Thursday, July 5, 2007

GRUB, RHEL and a corrupted MBR


That's all the screen said.

Just "GRUB." It's almost like seeing "PC LOAD LETTER." My first reaction is "what the #$%! does that mean?" to coin the famous "Office Space" phrase.

Well, I know what GRUB is and what it does. What strikes me as why when it gets screwed up early in the bootstrap process, that's all it says on the screen. Couldn't it say "loading GRUB", or something more meaningful for me to know what stage in the bootstrapping it coughed blood?

But alas, no.


Well, I've seen this several times before, and today saw it again: when booting, and after the BIOS work is done, the system just shows "GRUB" and hangs. Nothing else happens. Pretty much, this means that there is a problem with, well, GRUB.

Unfortunately, I've never taken a serious mental note on how the problem was fixed (I handed it off to other SA's to fix in the past) so I spent several hours today doing the same thing over and over again expecting different results.


In the end, the fix was as follows.

First, boot from the RHEL boot CD. When prompted, go into rescue mode.

boot: linux rescue

Follow through on the instructions to choose your language and keyboard. Don't worry about getting network up and running, so opt not to use it. Choose "CONTINUE" when prompted whether to have it find an installed copy of RHEL or not. You want it.

Next, when presented with a shell, chroot that RHEL image.

# chroot /mnt/sysimage

This will come back with another shell. Run a "df" to confirm it made the root change so that it appears you booted from the internal disks.

Next, invoke GRUB with the right options.

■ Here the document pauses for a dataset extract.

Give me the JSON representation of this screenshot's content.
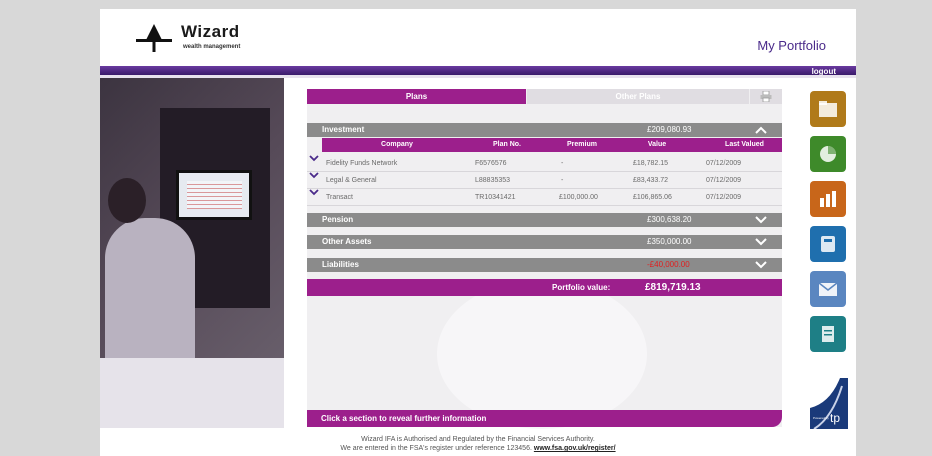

# grub --batch --device-map=/boot/grub/device.map
--config-file=/boot/grub/grub.conf -no-floppy

From the GRUB shell, re-install the MBR.

grub> root (hd0,0)
grub> setup (hd0)

grub> quit

It is important to "quit" out of GRUB so that anything cached gets dumped.

My mistakes involved mainly re-installing GRUB without specifying the options, installing GRUB not on the master boot record but on the boot block of the first partition, and not using the rescue CD to execute the grub shell.

You must pay attention to your devices. For me, and the typical RHEL install, "hd0" is the root disk, and "hd0,0" is the "/boot" partition. If you have "/boot" installed on, say, your 2nd partition, you'd use "hd0,1" as your "root". You might not even have "hd0" mapped out. Review your "/boot/grub/device.map" file. For this particular RHEL install on an IBM 366 with a hardware mirrored internal drive, our file maps "sda" to "hd0". Our Dell boxes map the same way, too.


Linux said...

Gud one Dude!!

nitinr0cks said...

cool one !

sreejith said...

This has helped alot... We were fully ready to a fresh installation of our damaged RHEL server. As a last option tried it... Thanks u so much...

gapazza said...

thanks dude!